At one of Juice Press’s roughly 30 locations in New York City one morning, I browse an overwhelming number of green-hued and jewel-toned options from the refrigerator cases. I opt for Doctor Green Juice, a blend of apple, pineapple, kale, lemon, and ginger. I can’t believe I let myself fork over $10.99.
“The main benefit of drinking raw juice is that if it helps us skip one or more crappy meals a day, we’re 1,000 times better off!” the Juice Press website exclaims.
The juice tastes good. But I certainly don’t feel like skipping lunch. And as far as I can tell, I mostly consumed 36 grams of sugar—albeit natural sugar.
“People, rightly so, associate a cold-pressed organic juice as healthier than other beverage options,” says Heather MacNeil, vice president of marketing at Suja.
But even more than making a healthy choice, “It’s that feeling of lightness, that feeling of doing something good for yourself,” Abbott says. “You feel virtuous. And that’s the key.”

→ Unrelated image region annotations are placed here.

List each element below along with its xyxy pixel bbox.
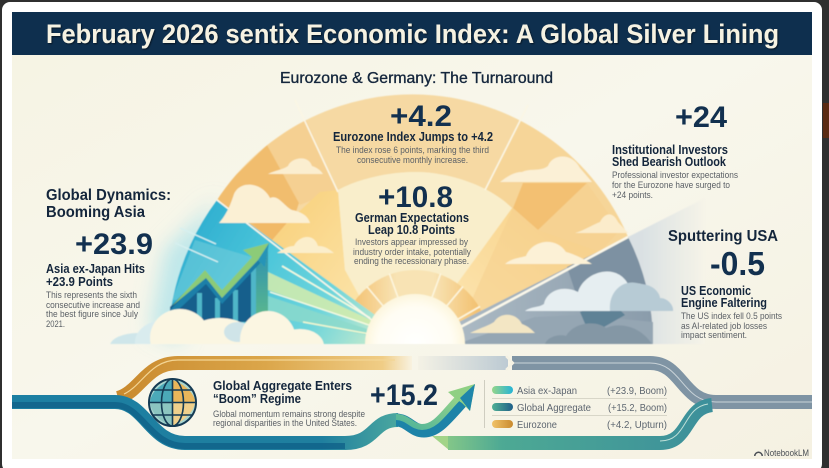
left small orange facet xyxy=(259,229,281,240)
text block: sputtering USA: impact sentiment. xyxy=(681,330,747,341)
text block: booming Asia: the best figure since July xyxy=(46,309,138,320)
left light facet xyxy=(267,118,338,205)
legend row: Eurozone: (+4.2, Upturn) xyxy=(607,419,667,431)
legend xyxy=(484,380,667,431)
text block: global aggregate: Global momentum remains strong despite xyxy=(213,409,365,420)
text block: institutional investors xyxy=(612,101,738,201)
text block: sputtering USA xyxy=(668,228,782,341)
right diamond facet xyxy=(513,183,587,230)
legend row: Asia ex-Japan xyxy=(492,385,667,397)
text block: institutional investors: for the Eurozone have surged to xyxy=(612,180,730,191)
divider white rays xyxy=(295,100,338,192)
legend row: Global Aggregate: Global Aggregate xyxy=(517,402,591,414)
title: February 2026 sentix Economic Index: A Global Silver Lining xyxy=(46,19,779,49)
text block: institutional investors: Institutional Investors xyxy=(612,143,728,157)
text block: booming Asia: +23.9 Points xyxy=(46,275,113,289)
gray glow beyond USA wedge xyxy=(628,198,705,344)
text block: global aggregate: Global Aggregate Enters xyxy=(213,378,352,393)
number: +15.2: +15.2 xyxy=(370,379,438,412)
gold ribbon xyxy=(118,363,412,398)
background tab sliver xyxy=(823,103,829,138)
text block: booming Asia: +23.9 xyxy=(75,228,153,261)
gold beam left xyxy=(270,190,373,321)
pale centre label wedge xyxy=(338,172,512,344)
legend row: Eurozone xyxy=(492,419,667,431)
text block: Eurozone index: +4.2 xyxy=(390,100,452,133)
gray ribbon light part xyxy=(418,356,508,370)
text block: German expectations: industry order intake, potentially xyxy=(353,247,471,258)
teal ribbon xyxy=(432,436,449,450)
legend row: Asia ex-Japan: (+23.9, Boom) xyxy=(607,385,667,397)
ring separators xyxy=(366,274,480,320)
icon: growth arrow xyxy=(396,384,475,431)
text block: Eurozone index: The index rose 6 points, marking the third xyxy=(336,145,489,156)
sun xyxy=(364,294,466,345)
cyan glow beyond Asia wedge xyxy=(150,200,217,344)
flow ribbons xyxy=(12,356,812,450)
gold beam right xyxy=(440,208,600,330)
legend row: Asia ex-Japan: Asia ex-Japan xyxy=(517,385,577,397)
text block: booming Asia xyxy=(46,187,171,330)
left dark facet xyxy=(215,145,300,230)
text block: sputtering USA: US Economic xyxy=(681,284,751,298)
text block: German expectations xyxy=(353,181,471,267)
legend row: Global Aggregate: (+15.2, Boom) xyxy=(608,402,667,414)
text block: sputtering USA: as AI-related job losses xyxy=(681,321,767,332)
icon: globe xyxy=(149,379,196,426)
legend row: Global Aggregate xyxy=(492,402,667,414)
text block: Eurozone index: consecutive monthly increase. xyxy=(357,155,468,166)
sector: Asia wedge xyxy=(171,200,375,345)
right side of band xyxy=(487,122,627,247)
text block: sputtering USA: Engine Faltering xyxy=(681,296,767,310)
text block: sputtering USA: -0.5 xyxy=(710,245,765,282)
watermark: NotebookLM: NotebookLM xyxy=(764,448,809,458)
text block: German expectations: ending the recessionary phase. xyxy=(354,256,469,267)
clouds on orange band xyxy=(219,185,310,223)
text block: German expectations: Investors appear impressed by xyxy=(355,237,468,248)
text block: booming Asia: Global Dynamics: xyxy=(46,187,171,204)
sector: USA wedge xyxy=(460,267,652,342)
light rays in Asia wedge xyxy=(267,272,371,324)
text block: German expectations: German Expectations xyxy=(355,211,469,225)
Asia clouds xyxy=(110,270,674,345)
text block: global aggregate: “Boom” Regime xyxy=(213,391,301,406)
sun ring xyxy=(355,270,481,322)
heading: Eurozone and Germany: Eurozone & Germany: The Turnaround xyxy=(280,70,553,87)
text block: institutional investors: +24 points. xyxy=(612,190,653,201)
text block: institutional investors: +24 xyxy=(675,101,727,134)
text block: institutional investors: Shed Bearish Outlook xyxy=(612,155,726,169)
text block: booming Asia: Booming Asia xyxy=(46,204,145,221)
title bar xyxy=(12,12,812,55)
text block: Eurozone index xyxy=(333,100,493,166)
panel: sunburst fan xyxy=(110,94,691,349)
text block: Eurozone index: Eurozone Index Jumps to +4.2 xyxy=(333,130,493,144)
text block: institutional investors: Professional investor expectations xyxy=(612,170,738,181)
text block: booming Asia: 2021. xyxy=(46,319,65,330)
gray ribbon dark part xyxy=(512,363,812,402)
icon: rising chart xyxy=(170,243,269,322)
sector: inner pale band xyxy=(270,172,560,344)
text block: German expectations: +10.8 xyxy=(378,181,453,214)
blue ribbon xyxy=(12,402,398,443)
text block: global aggregate xyxy=(213,378,365,429)
text block: global aggregate: regional disparities in the United States. xyxy=(213,418,357,429)
text block: booming Asia: Asia ex-Japan Hits xyxy=(46,262,145,276)
sector: orange outer band xyxy=(217,94,628,252)
text block: German expectations: Leap 10.8 Points xyxy=(368,223,455,237)
text block: sputtering USA: The US index fell 0.5 points xyxy=(681,311,782,322)
text block: booming Asia: This represents the sixth xyxy=(46,290,137,301)
text block: booming Asia: consecutive increase and xyxy=(46,300,140,311)
text block: sputtering USA: Sputtering USA xyxy=(668,228,778,245)
legend row: Eurozone: Eurozone xyxy=(517,419,557,431)
USA clouds xyxy=(470,315,535,333)
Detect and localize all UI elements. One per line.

Sure, juice’s elite fan base lends it a certain allure, much like the cool factor of a boutique fitness class or the halo that hovers over other wellness trends like the explosion of matcha-flavored everything. Americans are aspirational consumers, particularly when it comes to making healthier choices. Spending $10 on a bottle of juice is as much a purchase as it is a reflection of who we want to be.
“You feel like a better person,” Abbott says. “You’re paying for the feeling. It’s fairly absurd, quite frankly.”
Still, Abbott sees a ripe future for juice, because it’s convenient, relatively healthy, and offers a less painful way to add vegetables into our diets. The more brands that start scaling production, the more accessible it will become, too. But even now, she says, juice bars could likely afford to slash the price tag.
“I would say the majority of the time, there is absolutely no doubt that that price point could drop several dollars and they could still operate with a gain.”